Yusleidi Chan, Collections Manager - NICH
"Yes they are! These are us, they represent us, our cultural heritage, so of course we should treat them as babies, cause without them, that's not us, that's not our identity as Belizeans."

That's right, she called objects, "babies". May sound odd, but it's a common thread we heard throughout our time in Boston:

Rebecca Newberry, Conservator
"Some objects have more personality than others, that's for sure."

Yusleidi Chan, Collections Manager
"Yes, all of them have different personalities in the beginning I didn't understand it, I didn't get it, but after working along with this project here I've seen it. Sometimes I'll be talking to the object, I'll be like, 'why did you shed, why you're giving me trouble? Why? Don't! Just be a good little object just reach safely to next venue.' And sometimes they do listen so."

Rebecca Newberry, Conservator
"The personality of the object is really what comes though when you sort of think about where this thing came from and why it would have been made. I mean I feel like things have sadness in them, some things have happiness in them, you know, and you can kind of tell, sometimes you can like a vibe off of an object and sometimes you just like the object, you know it just looks nice to you or it needs your tender loving care, so you feel more tender towards that object cause you know that it needs extra support."

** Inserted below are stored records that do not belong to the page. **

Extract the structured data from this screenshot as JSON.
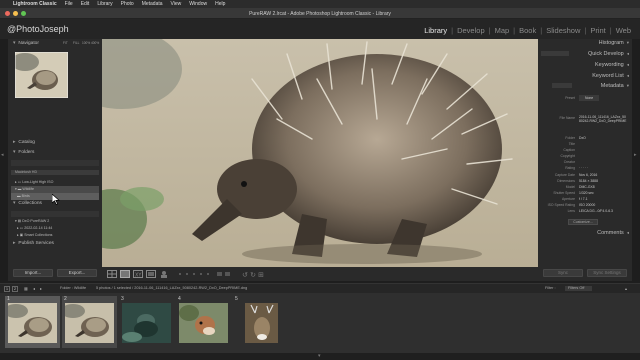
{
  "menubar": {
    "app_name": "Lightroom Classic",
    "items": [
      "File",
      "Edit",
      "Library",
      "Photo",
      "Metadata",
      "View",
      "Window",
      "Help"
    ]
  },
  "window": {
    "title": "PureRAW 2.lrcat - Adobe Photoshop Lightroom Classic - Library"
  },
  "identity_plate": "@PhotoJoseph",
  "modules": [
    {
      "label": "Library",
      "active": true
    },
    {
      "label": "Develop",
      "active": false
    },
    {
      "label": "Map",
      "active": false
    },
    {
      "label": "Book",
      "active": false
    },
    {
      "label": "Slideshow",
      "active": false
    },
    {
      "label": "Print",
      "active": false
    },
    {
      "label": "Web",
      "active": false
    }
  ],
  "left_panel": {
    "navigator": {
      "label": "Navigator",
      "modes": [
        "FIT",
        "FILL",
        "100%",
        "400%"
      ]
    },
    "catalog": {
      "label": "Catalog"
    },
    "folders": {
      "label": "Folders",
      "volume": "Macintosh HD",
      "items": [
        {
          "name": "Low-Light High ISO",
          "count": ""
        },
        {
          "name": "Wildlife",
          "count": ""
        },
        {
          "name": "Birds",
          "count": ""
        }
      ]
    },
    "collections": {
      "label": "Collections",
      "items": [
        {
          "name": "DxO PureRAW 2"
        },
        {
          "name": "2022-02-14 11:44"
        },
        {
          "name": "Smart Collections"
        }
      ]
    },
    "publish": {
      "label": "Publish Services"
    },
    "import_label": "Import...",
    "export_label": "Export..."
  },
  "right_panel": {
    "headers": [
      "Histogram",
      "Quick Develop",
      "Keywording",
      "Keyword List",
      "Metadata",
      "Comments"
    ],
    "metadata_preset": {
      "label": "Preset",
      "value": "None"
    },
    "metadata_rows": [
      {
        "label": "File Name",
        "value": "2016-11-06_111416_LAZxx_5080242-RW2_DxO_DeepPRIME"
      },
      {
        "label": "Folder",
        "value": "DxO"
      },
      {
        "label": "Title",
        "value": ""
      },
      {
        "label": "Caption",
        "value": ""
      },
      {
        "label": "Copyright",
        "value": ""
      },
      {
        "label": "Creator",
        "value": ""
      },
      {
        "label": "Rating",
        "value": "· · · · ·"
      },
      {
        "label": "Capture Date",
        "value": "Nov 6, 2016"
      },
      {
        "label": "Dimensions",
        "value": "5184 × 3888"
      },
      {
        "label": "Model",
        "value": "DMC-GX8"
      },
      {
        "label": "Shutter Speed",
        "value": "1/320 sec"
      },
      {
        "label": "Aperture",
        "value": "f / 7.1"
      },
      {
        "label": "ISO Speed Rating",
        "value": "ISO 20000"
      },
      {
        "label": "Lens",
        "value": "LEICA DG...0/F4.0-6.3"
      }
    ],
    "customize_label": "Customize...",
    "sync_label": "Sync",
    "sync_settings_label": "Sync Settings"
  },
  "secondary_bar": {
    "pages": [
      "1",
      "2"
    ],
    "source": "Folder : Wildlife",
    "status": "5 photos / 1 selected / 2016-11-06_111416_LAZxx_5080242-RW2_DxO_DeepPRIME.dng",
    "filter_label": "Filter :",
    "filter_value": "Filters Off"
  },
  "filmstrip": [
    {
      "number": "1"
    },
    {
      "number": "2"
    },
    {
      "number": "3"
    },
    {
      "number": "4"
    },
    {
      "number": "5"
    }
  ]
}
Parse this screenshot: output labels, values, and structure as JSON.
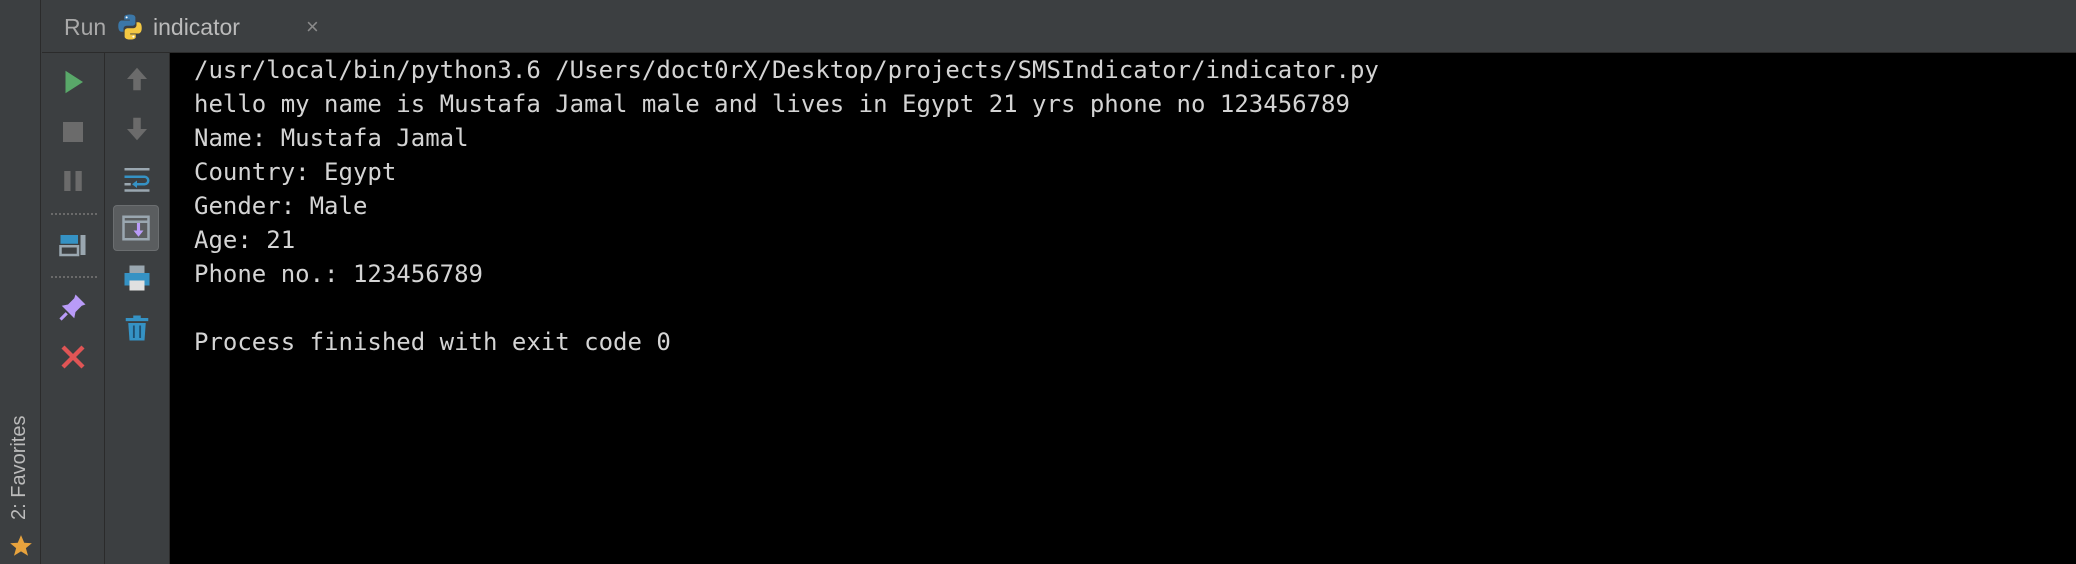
{
  "header": {
    "run_label": "Run",
    "tab_title": "indicator",
    "close_glyph": "×"
  },
  "favorites": {
    "label": "2: Favorites"
  },
  "toolbar_left": [
    {
      "name": "rerun-icon",
      "color": "#59a869"
    },
    {
      "name": "stop-icon",
      "color": "#6b6b6b"
    },
    {
      "name": "pause-icon",
      "color": "#6b6b6b"
    },
    {
      "name": "restore-layout-icon",
      "color": "#3592c4"
    },
    {
      "name": "pin-icon",
      "color": "#b99bf8"
    },
    {
      "name": "close-icon",
      "color": "#e05555"
    }
  ],
  "toolbar_right": [
    {
      "name": "up-arrow-icon",
      "color": "#6b6b6b"
    },
    {
      "name": "down-arrow-icon",
      "color": "#6b6b6b"
    },
    {
      "name": "soft-wrap-icon",
      "color": "#3592c4"
    },
    {
      "name": "scroll-to-end-icon",
      "color": "#b99bf8"
    },
    {
      "name": "print-icon",
      "color": "#3592c4"
    },
    {
      "name": "trash-icon",
      "color": "#3592c4"
    }
  ],
  "console": {
    "lines": [
      "/usr/local/bin/python3.6 /Users/doct0rX/Desktop/projects/SMSIndicator/indicator.py",
      "hello my name is Mustafa Jamal male and lives in Egypt 21 yrs phone no 123456789",
      "Name: Mustafa Jamal",
      "Country: Egypt",
      "Gender: Male",
      "Age: 21",
      "Phone no.: 123456789",
      "",
      "Process finished with exit code 0"
    ]
  }
}
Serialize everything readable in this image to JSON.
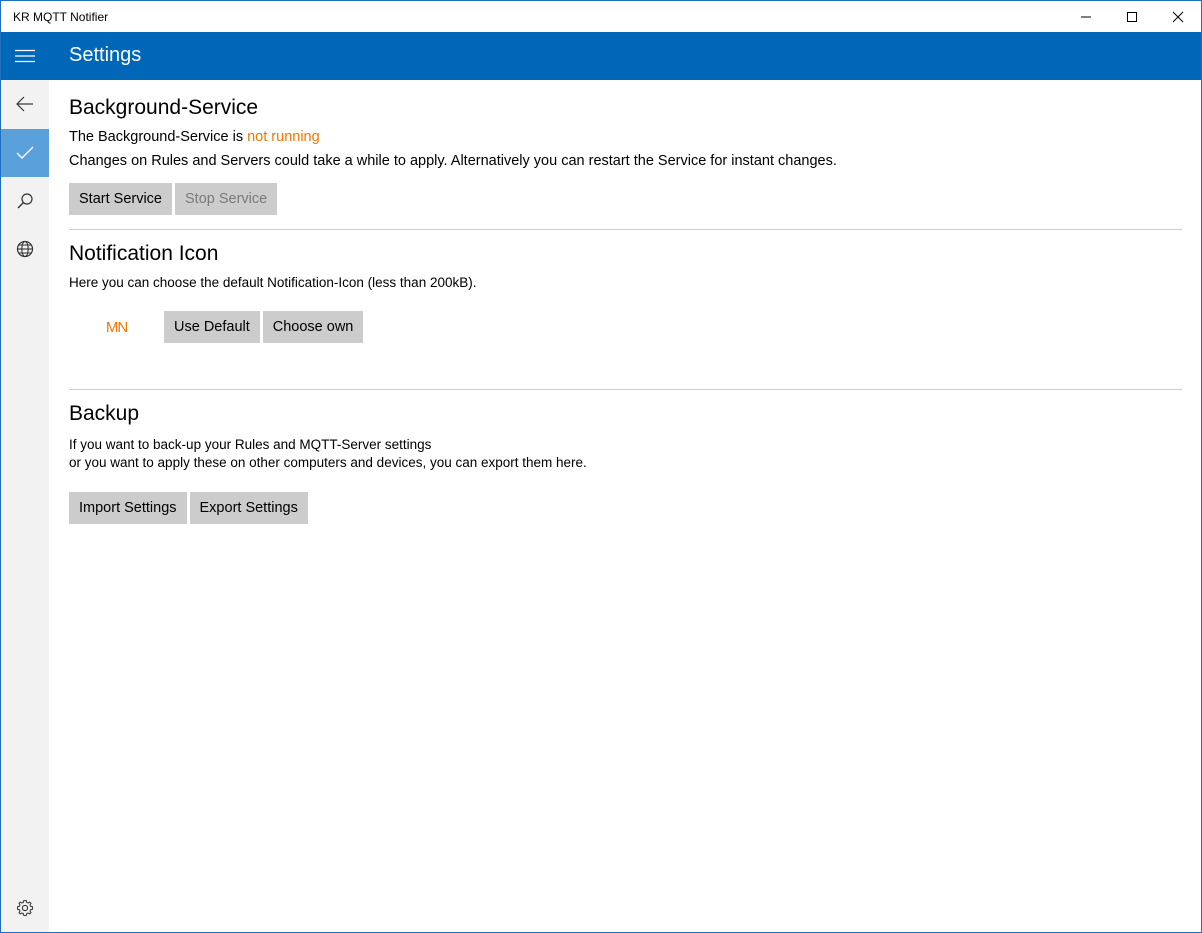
{
  "window": {
    "title": "KR MQTT Notifier"
  },
  "header": {
    "title": "Settings"
  },
  "nav": {
    "items": [
      {
        "icon": "back-arrow-icon"
      },
      {
        "icon": "check-icon",
        "selected": true
      },
      {
        "icon": "search-icon"
      },
      {
        "icon": "globe-icon"
      }
    ],
    "footer_icon": "gear-icon"
  },
  "accent_color": "#0067b8",
  "status_color": "#f07800",
  "background_service": {
    "title": "Background-Service",
    "status_prefix": "The Background-Service is ",
    "status_value": "not running",
    "description": "Changes on Rules and Servers could take a while to apply. Alternatively you can restart the Service for instant changes.",
    "start_label": "Start Service",
    "stop_label": "Stop Service"
  },
  "notification_icon": {
    "title": "Notification Icon",
    "description": "Here you can choose the default Notification-Icon (less than 200kB).",
    "preview_text": "MN",
    "use_default_label": "Use Default",
    "choose_own_label": "Choose own"
  },
  "backup": {
    "title": "Backup",
    "line1": "If you want to back-up your Rules and MQTT-Server settings",
    "line2": "or you want to apply these on other computers and devices, you can export them here.",
    "import_label": "Import Settings",
    "export_label": "Export Settings"
  }
}
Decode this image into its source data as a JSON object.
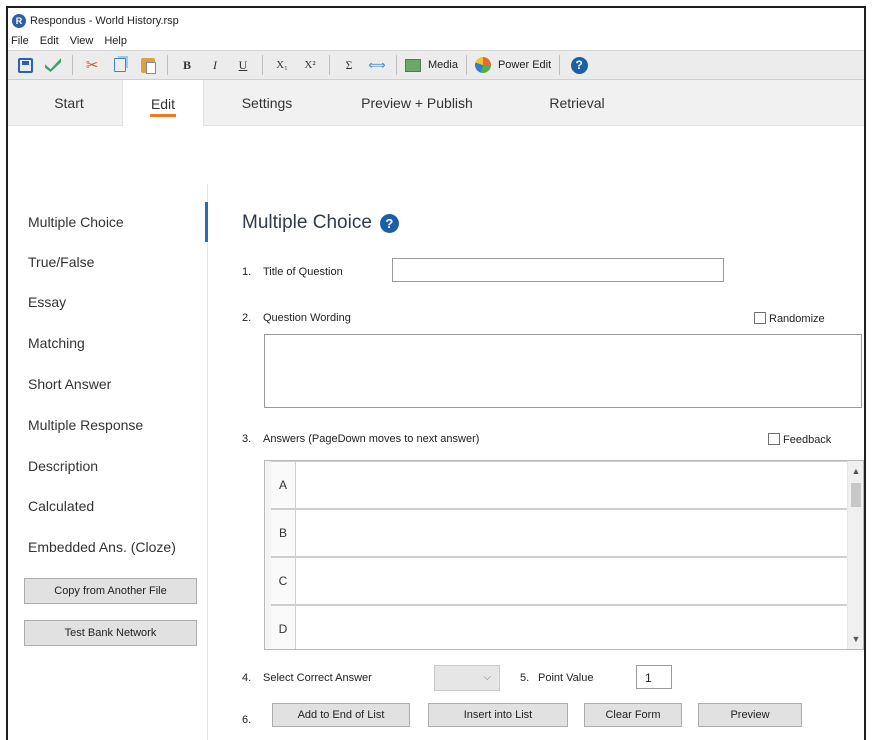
{
  "window": {
    "title": "Respondus - World History.rsp",
    "app_icon_letter": "R"
  },
  "menu": [
    "File",
    "Edit",
    "View",
    "Help"
  ],
  "toolbar": {
    "bold": "B",
    "italic": "I",
    "underline": "U",
    "subscript": "X₁",
    "superscript": "X²",
    "sigma": "Σ",
    "link": "⟺",
    "media_label": "Media",
    "power_edit_label": "Power Edit",
    "help": "?"
  },
  "tabs": [
    {
      "label": "Start",
      "active": false
    },
    {
      "label": "Edit",
      "active": true
    },
    {
      "label": "Settings",
      "active": false
    },
    {
      "label": "Preview + Publish",
      "active": false
    },
    {
      "label": "Retrieval",
      "active": false
    }
  ],
  "sidebar": {
    "items": [
      {
        "label": "Multiple Choice",
        "active": true
      },
      {
        "label": "True/False"
      },
      {
        "label": "Essay"
      },
      {
        "label": "Matching"
      },
      {
        "label": "Short Answer"
      },
      {
        "label": "Multiple Response"
      },
      {
        "label": "Description"
      },
      {
        "label": "Calculated"
      },
      {
        "label": "Embedded Ans. (Cloze)"
      }
    ],
    "copy_button": "Copy from Another File",
    "testbank_button": "Test Bank Network"
  },
  "main": {
    "title": "Multiple Choice",
    "help": "?",
    "step1": {
      "num": "1.",
      "label": "Title of Question",
      "value": ""
    },
    "step2": {
      "num": "2.",
      "label": "Question Wording",
      "randomize": "Randomize"
    },
    "step3": {
      "num": "3.",
      "label": "Answers  (PageDown moves to next answer)",
      "feedback": "Feedback"
    },
    "answers": [
      "A",
      "B",
      "C",
      "D"
    ],
    "step4": {
      "num": "4.",
      "label": "Select Correct Answer",
      "selected": ""
    },
    "step5": {
      "num": "5.",
      "label": "Point Value",
      "value": "1"
    },
    "step6": {
      "num": "6.",
      "add_to_end": "Add to End of List",
      "insert": "Insert into List",
      "clear": "Clear Form",
      "preview": "Preview"
    }
  },
  "colors": {
    "accent_tab": "#f07b1e",
    "active_indicator": "#2d6ab3",
    "help_blue": "#1d5fa6"
  }
}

Debbie Linn - Travelling Exhibits Conservator
"Artefacts like these from the Maya they, they have an energy with them, you know, and for me, I feel a balance between this respect for the artefacts. And, I don't know how to explain it, but it is it is just an energy you get a power, these have power to them. They have this history to them, they carry with them the spirit in which they were made and the reasons why they were made. It's important to, kind of honour that as we are treating them with gloves and we're treating them in this very, kind of sterile, kind of precious, object way. But yet there's also this intimacy and this warmth and this connection that you have with the artefacts as you work with them. For me, it enables me to care for them better."

And caring for them is what so much of the work is about:

Sherilyne Jones, Director, Museum of Belize & Houses of Culture
"And at the end of the day the objects are of paramount importance and that is why there is the care and precision that goes into every stop."

And at every stop, Jones says, they do their magic:

Sherilyne Jones, Director, Museum of Belize & Houses of Culture
"The case can be made that, yeah, it is safer in Belize, leave them, why even take them out of the country? But it also gives us exposure, it exposes Belize, it puts us on the international map - that we do have precious objects. When people think of Maya exhibitions in the past they thought of México objects, they thought of Guatemala, this exhibition really puts Belize in the forefront."

Rebecca Newberry, Conservator
"Obviously part of me thinks that the safest thing to do with a museum artefact is to put it in a nice climate controlled dark place and leave it right? 'Cause it will stay in good shape. But what's the point of that? We save these pieces so that we can use them for educational purposes and research and furthering our understanding of our world and history, so there's no point in hiding them away."

Sherilyne Jones, Director, Museum of Belize & Houses of Culture
"So, I think that the risk that is involved is minimal when I think of the benefits that the country can get, or is getting from the exposure."

That exposure will continue in San Diego, starting on June 12, 2015 when it officially opens.